Badrish Chandramouli, Jonathan Goldstein, and Songyun Duan
"Big Data" in map-reduce (M-R) clusters is often fundamentally temporal in nature, as are many analytics tasks over such data. For instance, display advertising uses Behavioral Targeting (BT) to select ads for users based on prior searches, page views, etc. Previous work on BT has focused on techniques that scale well for offline data using M-R. However, this approach has limitations for BT-style applications that deal with temporal data: (1) many queries are temporal and not easily expressible in M-R, and moreover, the set-oriented nature of M-R front-ends such as SCOPE is not suitable for temporal processing; (2) as commercial systems mature, they may need to also directly analyze and react to real-time data feeds since a high turnaround time can result in missed opportunities, but it is difficult for current solutions to naturally also operate over real-time streams.
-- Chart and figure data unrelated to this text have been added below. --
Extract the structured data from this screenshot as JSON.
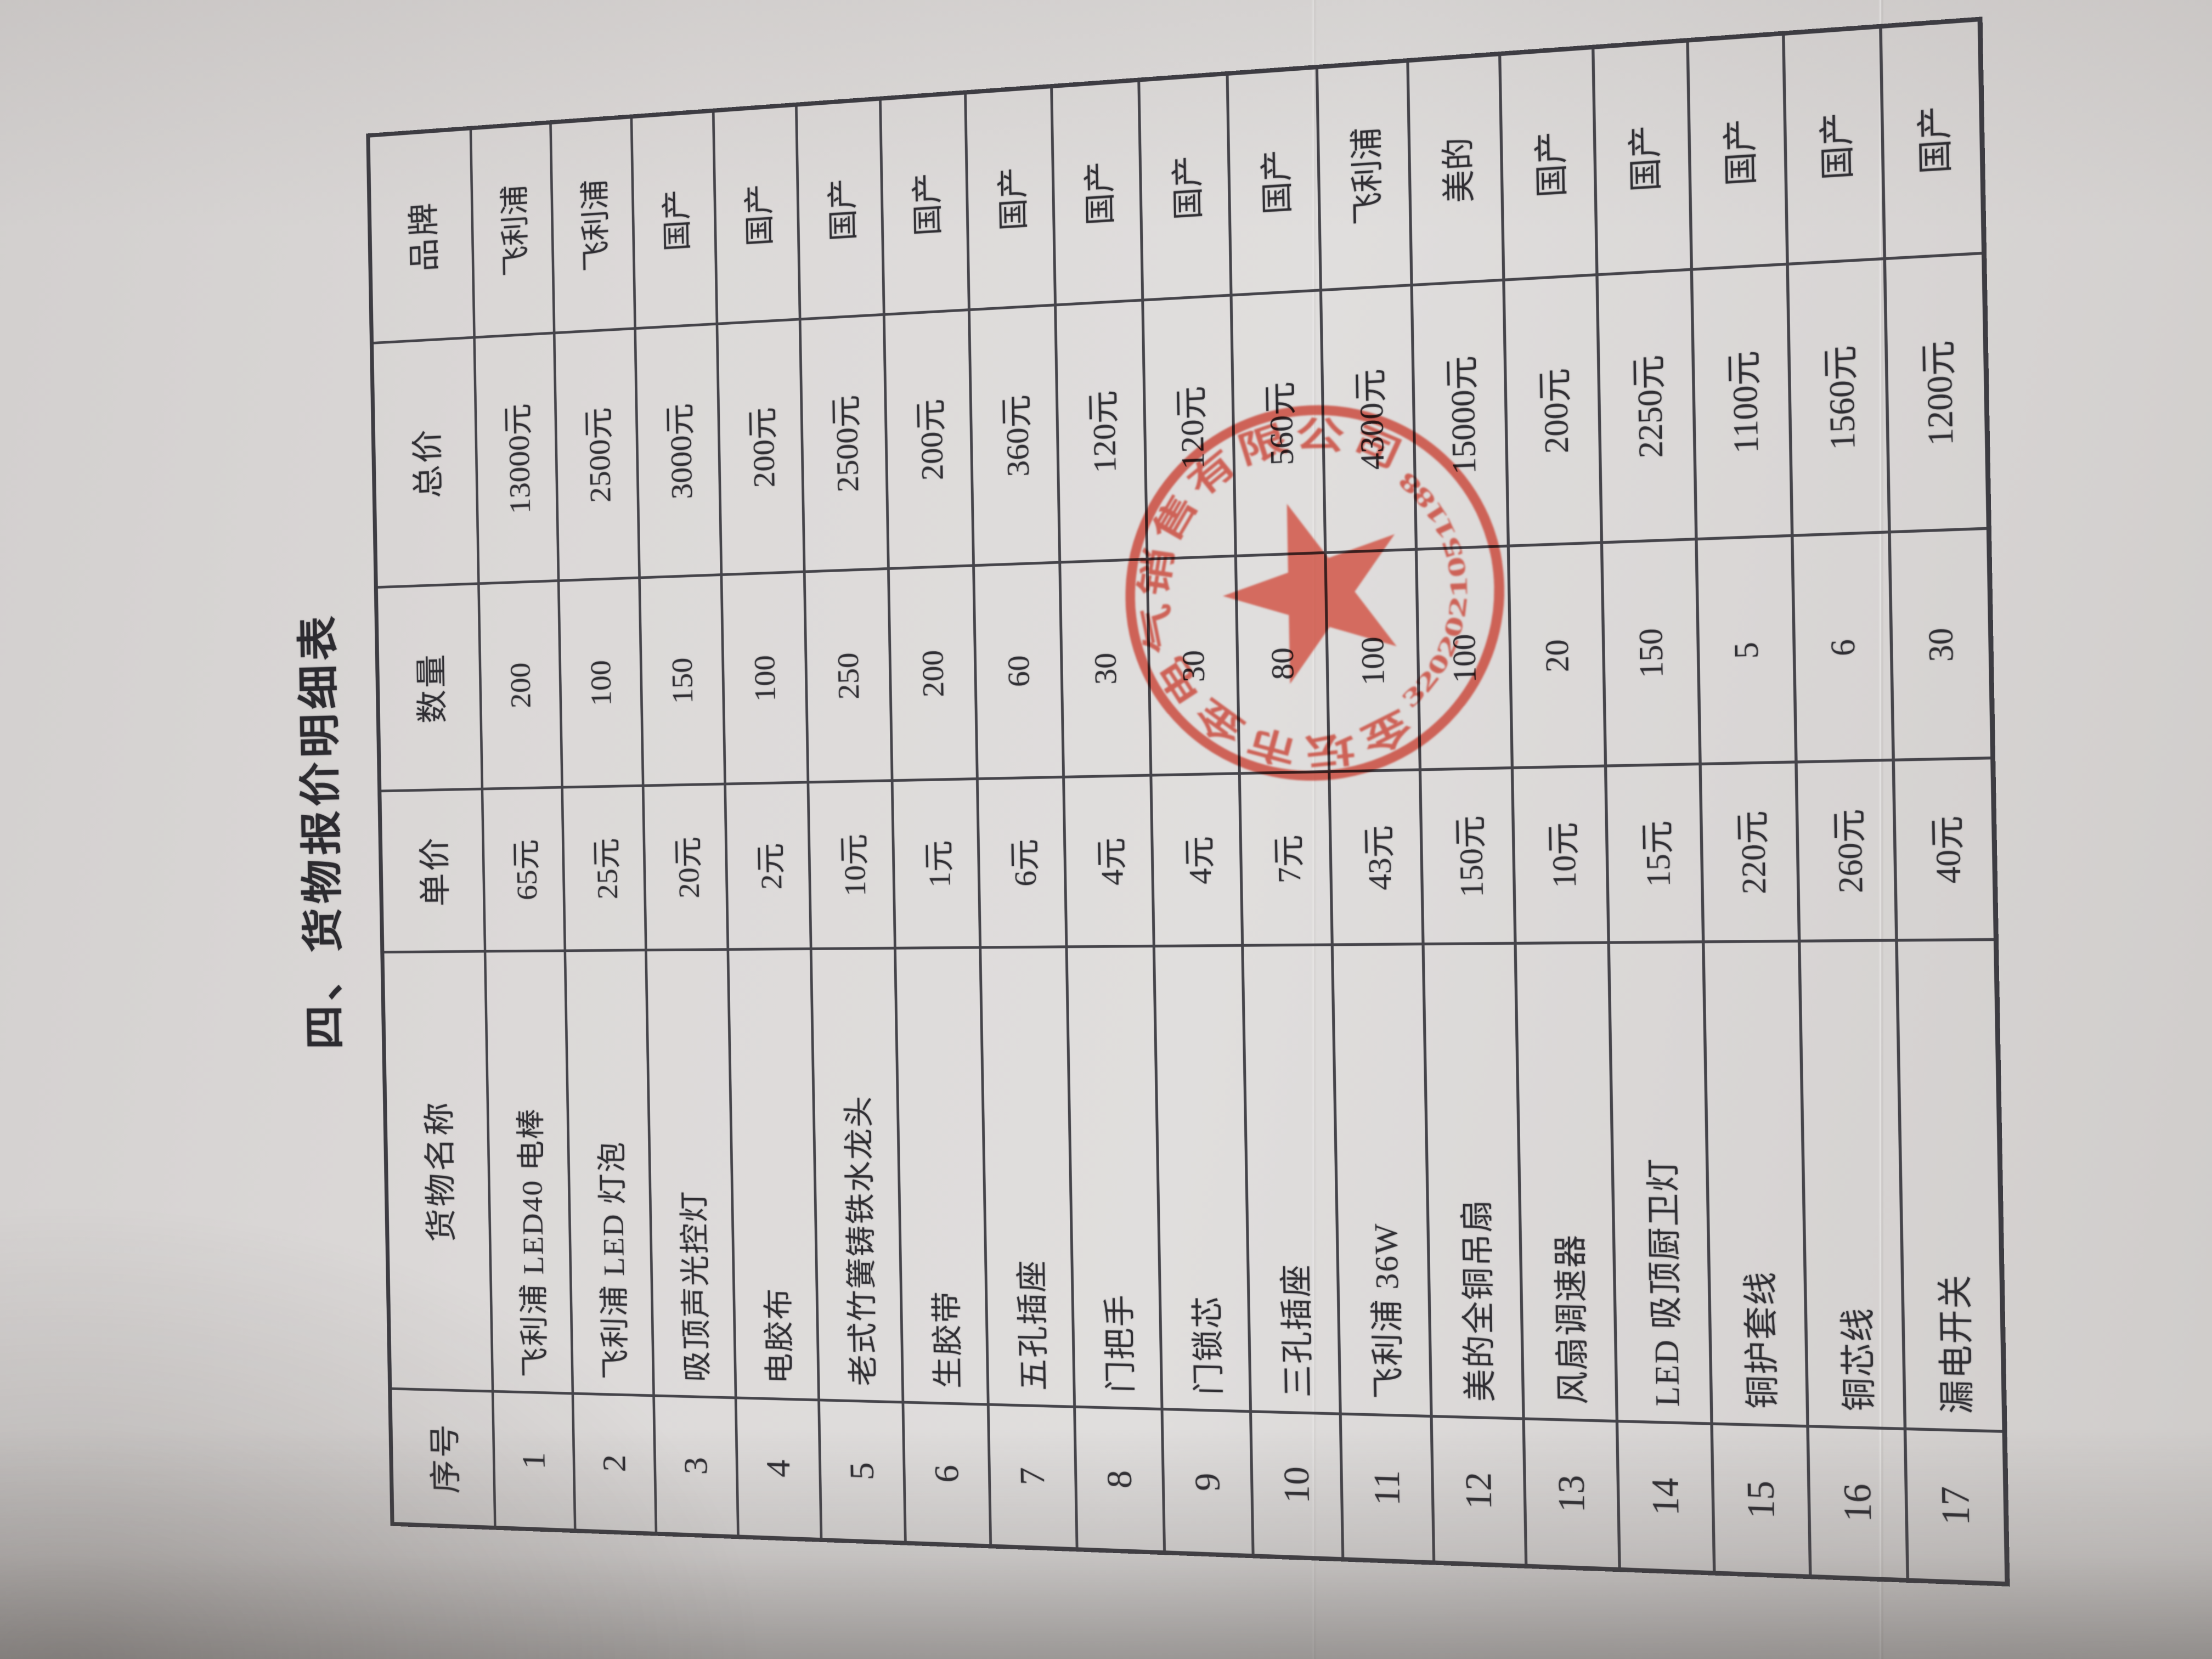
{
  "title": "四、货物报价明细表",
  "table": {
    "headers": {
      "no": "序号",
      "name": "货物名称",
      "unit_price": "单价",
      "quantity": "数量",
      "total_price": "总价",
      "brand": "品牌"
    },
    "rows": [
      {
        "no": "1",
        "name": "飞利浦 LED40 电棒",
        "unit_price": "65元",
        "quantity": "200",
        "total_price": "13000元",
        "brand": "飞利浦"
      },
      {
        "no": "2",
        "name": "飞利浦 LED 灯泡",
        "unit_price": "25元",
        "quantity": "100",
        "total_price": "2500元",
        "brand": "飞利浦"
      },
      {
        "no": "3",
        "name": "吸顶声光控灯",
        "unit_price": "20元",
        "quantity": "150",
        "total_price": "3000元",
        "brand": "国产"
      },
      {
        "no": "4",
        "name": "电胶布",
        "unit_price": "2元",
        "quantity": "100",
        "total_price": "200元",
        "brand": "国产"
      },
      {
        "no": "5",
        "name": "老式竹簧铸铁水龙头",
        "unit_price": "10元",
        "quantity": "250",
        "total_price": "2500元",
        "brand": "国产"
      },
      {
        "no": "6",
        "name": "生胶带",
        "unit_price": "1元",
        "quantity": "200",
        "total_price": "200元",
        "brand": "国产"
      },
      {
        "no": "7",
        "name": "五孔插座",
        "unit_price": "6元",
        "quantity": "60",
        "total_price": "360元",
        "brand": "国产"
      },
      {
        "no": "8",
        "name": "门把手",
        "unit_price": "4元",
        "quantity": "30",
        "total_price": "120元",
        "brand": "国产"
      },
      {
        "no": "9",
        "name": "门锁芯",
        "unit_price": "4元",
        "quantity": "30",
        "total_price": "120元",
        "brand": "国产"
      },
      {
        "no": "10",
        "name": "三孔插座",
        "unit_price": "7元",
        "quantity": "80",
        "total_price": "560元",
        "brand": "国产"
      },
      {
        "no": "11",
        "name": "飞利浦 36W",
        "unit_price": "43元",
        "quantity": "100",
        "total_price": "4300元",
        "brand": "飞利浦"
      },
      {
        "no": "12",
        "name": "美的全铜吊扇",
        "unit_price": "150元",
        "quantity": "100",
        "total_price": "15000元",
        "brand": "美的"
      },
      {
        "no": "13",
        "name": "风扇调速器",
        "unit_price": "10元",
        "quantity": "20",
        "total_price": "200元",
        "brand": "国产"
      },
      {
        "no": "14",
        "name": "LED 吸顶厨卫灯",
        "unit_price": "15元",
        "quantity": "150",
        "total_price": "2250元",
        "brand": "国产"
      },
      {
        "no": "15",
        "name": "铜护套线",
        "unit_price": "220元",
        "quantity": "5",
        "total_price": "1100元",
        "brand": "国产"
      },
      {
        "no": "16",
        "name": "铜芯线",
        "unit_price": "260元",
        "quantity": "6",
        "total_price": "1560元",
        "brand": "国产"
      },
      {
        "no": "17",
        "name": "漏电开关",
        "unit_price": "40元",
        "quantity": "30",
        "total_price": "1200元",
        "brand": "国产"
      }
    ]
  },
  "stamp": {
    "company": "金坛市金电气销售有限公司",
    "serial": "3202021051188",
    "color": "#c8473a"
  }
}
Our contributions are twofold. First, we propose a novel framework called TiMR (pronounced timer), that combines a time-oriented data processing system with a M-R framework. Users write and submit analysis algorithms as temporal queries - these queries are succinct, scale-out-agnostic, and easy to write. They scale well on large-scale offline data using TiMR, and can work unmodified over real-time streams. We also propose new cost-based query fragmentation and temporal partitioning schemes for improving efficiency with TiMR. Second, we show the feasibility of this approach for BT, with new temporal algorithms that exploit new targeting opportunities. Experiments using real data from a commercial ad platform show that TiMR is very efficient and incurs orders-of-magnitude lower development effort. Our BT solution is easy and succinct, and performs up to several times better than current schemes in terms of memory, learning time, and click-through-rate/coverage.
In 28th International Conference on Data Engineering (ICDE '12)